The Rev. Kenneth I. Clarke named director of Cornell United Religious Work

The Rev. Kenneth I. Clarke, formerly director of the Center for Ethics and Religious Affairs at the Pennsylvania State University, has been named director of Cornell United Religious Work (CURW), the first interfaith program on a major American campus.

Clarke, who also was the primary administrator for the Helen Eakin Eisenhower Chapel at Penn State, was named director effective July 9 of this year, said Susan H. Murphy, Cornell University vice president for student and academic services.

"We are thrilled that Ken has accepted our invitation to lead CURW," Murphy said. "His experience with the interfaith community at Penn State prepares him well for the special community we have at Cornell. Moreover, his pastoral and teaching background have given him an appreciation for the opportunities that exist for integrating the spiritual, personal and intellectual lives of our students, faculty and staff."

CURW is composed of 22 affiliated religious communities. It offers programs of worship, study and social events, as well as opportunities for students to engage in interfaith dialogue. As director, Clarke oversees and coordinates religious ministries at Cornell, supervises core staff members and develops campus religious programs and lecture series. He also oversees liturgical and preaching responsibilities at the campus's Sage Chapel and elsewhere, handles pastoral counseling and liaison with academic units, boards and committees, and may officiate at funerals and weddings.

"I am honored to accept the position of director of Cornell United Religious Work," Clarke said. "I inherit a legacy established by distinguished religious, socially conscious and intellectual leadership from the inception of CURW in 1919 and particularly embodied by my immediate predecessors, Robert Johnson and Jack Lewis. I am challenged and inspired to build upon this legacy as CURW evolves into its future." Clarke, who had been at Penn State for 11 years, said he was interested in moving to Cornell and CURW because of its national reputation. "Additionally attractive," he said, "was the fact that there is an institutional expectation at Cornell for the director of CURW to engage a broad university community of students, faculty, staff and alumni.

I was also attracted to Cornell because it shares with Penn State a land-grant institutional identity, reflecting an effort to make higher education available to a wide spectrum of persons irrespective of social, class, ethnic and other characteristics of identity. I left Penn State, a national leader in religious affairs on a state-related campus, largely because CURW and Cornell represented exceptional opportunities and promise."

Clarke said his goals for CURW include:

o developing effective relationships with CURW core staff, chaplains, students, faculty and staff;

o promoting of multifaith and cultural pluralism (diversity broadly defined);

o establishing contacts with alumni to keep them abreast of CURW's ongoing activities; and

o utilizing Sage Chapel worship and educational events "to assert the contribution religion has to make to the educational mission and intellectual life of the university."

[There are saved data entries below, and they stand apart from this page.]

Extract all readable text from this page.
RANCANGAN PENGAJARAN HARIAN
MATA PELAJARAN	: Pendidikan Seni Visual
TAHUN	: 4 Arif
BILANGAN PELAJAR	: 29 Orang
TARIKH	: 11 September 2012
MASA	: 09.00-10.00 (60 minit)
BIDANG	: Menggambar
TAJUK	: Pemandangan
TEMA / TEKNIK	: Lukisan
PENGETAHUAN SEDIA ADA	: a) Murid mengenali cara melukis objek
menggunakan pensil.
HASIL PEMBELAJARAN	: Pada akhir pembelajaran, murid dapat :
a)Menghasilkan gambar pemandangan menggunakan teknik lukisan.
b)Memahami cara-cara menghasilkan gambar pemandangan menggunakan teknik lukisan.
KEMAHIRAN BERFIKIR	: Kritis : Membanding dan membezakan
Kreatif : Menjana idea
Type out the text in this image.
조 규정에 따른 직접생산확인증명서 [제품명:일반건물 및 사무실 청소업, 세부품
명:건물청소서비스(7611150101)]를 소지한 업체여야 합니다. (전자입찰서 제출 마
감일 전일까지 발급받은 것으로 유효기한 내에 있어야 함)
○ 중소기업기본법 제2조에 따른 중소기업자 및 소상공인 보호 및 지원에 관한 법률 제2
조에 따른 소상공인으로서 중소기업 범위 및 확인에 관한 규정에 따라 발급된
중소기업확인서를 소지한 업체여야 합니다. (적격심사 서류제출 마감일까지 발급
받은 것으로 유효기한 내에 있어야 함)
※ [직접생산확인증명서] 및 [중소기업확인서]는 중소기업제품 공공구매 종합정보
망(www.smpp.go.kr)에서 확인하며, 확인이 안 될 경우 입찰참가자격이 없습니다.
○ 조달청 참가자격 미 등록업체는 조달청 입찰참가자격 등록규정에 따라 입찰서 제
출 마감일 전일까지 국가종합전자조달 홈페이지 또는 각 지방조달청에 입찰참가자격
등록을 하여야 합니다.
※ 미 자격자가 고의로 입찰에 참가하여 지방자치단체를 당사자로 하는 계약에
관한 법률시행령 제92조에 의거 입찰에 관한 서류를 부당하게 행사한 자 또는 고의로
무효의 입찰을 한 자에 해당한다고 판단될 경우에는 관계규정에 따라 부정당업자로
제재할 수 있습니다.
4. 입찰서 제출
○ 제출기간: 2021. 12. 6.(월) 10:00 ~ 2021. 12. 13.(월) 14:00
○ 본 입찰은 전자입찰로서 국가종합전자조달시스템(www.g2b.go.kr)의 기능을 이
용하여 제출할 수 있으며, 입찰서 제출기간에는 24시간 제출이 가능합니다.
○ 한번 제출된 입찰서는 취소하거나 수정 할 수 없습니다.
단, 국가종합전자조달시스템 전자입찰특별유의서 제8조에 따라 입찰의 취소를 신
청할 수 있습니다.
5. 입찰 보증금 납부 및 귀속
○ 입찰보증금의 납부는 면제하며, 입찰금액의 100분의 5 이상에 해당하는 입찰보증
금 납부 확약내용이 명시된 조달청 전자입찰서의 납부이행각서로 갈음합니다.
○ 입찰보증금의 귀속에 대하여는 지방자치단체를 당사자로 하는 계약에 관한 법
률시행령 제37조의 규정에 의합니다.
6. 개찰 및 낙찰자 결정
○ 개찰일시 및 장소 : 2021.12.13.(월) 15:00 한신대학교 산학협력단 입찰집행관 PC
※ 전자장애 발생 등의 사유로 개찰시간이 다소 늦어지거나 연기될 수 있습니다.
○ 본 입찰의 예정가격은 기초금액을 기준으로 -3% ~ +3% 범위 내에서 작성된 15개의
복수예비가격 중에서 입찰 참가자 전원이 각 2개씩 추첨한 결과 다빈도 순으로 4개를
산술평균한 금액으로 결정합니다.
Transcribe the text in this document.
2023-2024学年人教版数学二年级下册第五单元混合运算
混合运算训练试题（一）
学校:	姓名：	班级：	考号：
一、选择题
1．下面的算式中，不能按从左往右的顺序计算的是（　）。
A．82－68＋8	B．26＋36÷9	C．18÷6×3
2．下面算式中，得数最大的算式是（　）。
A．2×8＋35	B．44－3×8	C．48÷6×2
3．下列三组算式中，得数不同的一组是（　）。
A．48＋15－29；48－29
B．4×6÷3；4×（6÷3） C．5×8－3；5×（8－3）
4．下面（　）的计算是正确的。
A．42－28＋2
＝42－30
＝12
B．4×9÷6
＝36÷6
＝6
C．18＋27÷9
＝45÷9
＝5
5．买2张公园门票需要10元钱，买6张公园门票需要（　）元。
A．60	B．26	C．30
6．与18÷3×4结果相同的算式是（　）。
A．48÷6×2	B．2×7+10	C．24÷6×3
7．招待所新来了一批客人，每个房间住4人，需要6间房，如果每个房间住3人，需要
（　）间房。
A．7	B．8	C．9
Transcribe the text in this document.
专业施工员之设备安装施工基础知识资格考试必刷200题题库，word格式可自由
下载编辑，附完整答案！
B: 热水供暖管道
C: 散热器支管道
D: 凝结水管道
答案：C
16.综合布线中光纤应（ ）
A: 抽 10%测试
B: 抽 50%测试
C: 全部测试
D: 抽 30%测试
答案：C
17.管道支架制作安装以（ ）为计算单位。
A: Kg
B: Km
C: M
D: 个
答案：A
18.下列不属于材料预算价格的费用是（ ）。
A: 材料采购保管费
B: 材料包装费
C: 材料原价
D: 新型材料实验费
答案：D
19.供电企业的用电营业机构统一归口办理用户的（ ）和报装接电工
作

Clarke became acting director of the Center for Ethics and Religious Affairs (CERA) at Penn State in July 1996 and director in July 1997. He was assistant director of CERA from 1990 to 1996, primarily responsible for developing CERA's educational programming. He also served as a part-time instructor in the Department of African/African American Studies at Penn State from 1992 to 2001, teaching courses on "The Emerging Status of Blacks in the 20th Century" and "The Life and Thought of Malcolm X."

He received his bachelor's degree from Morgan State University in Baltimore, Md., in 1980 and his master of divinity degree from Colgate Rochester Divinity School in Rochester, N.Y., in 1986.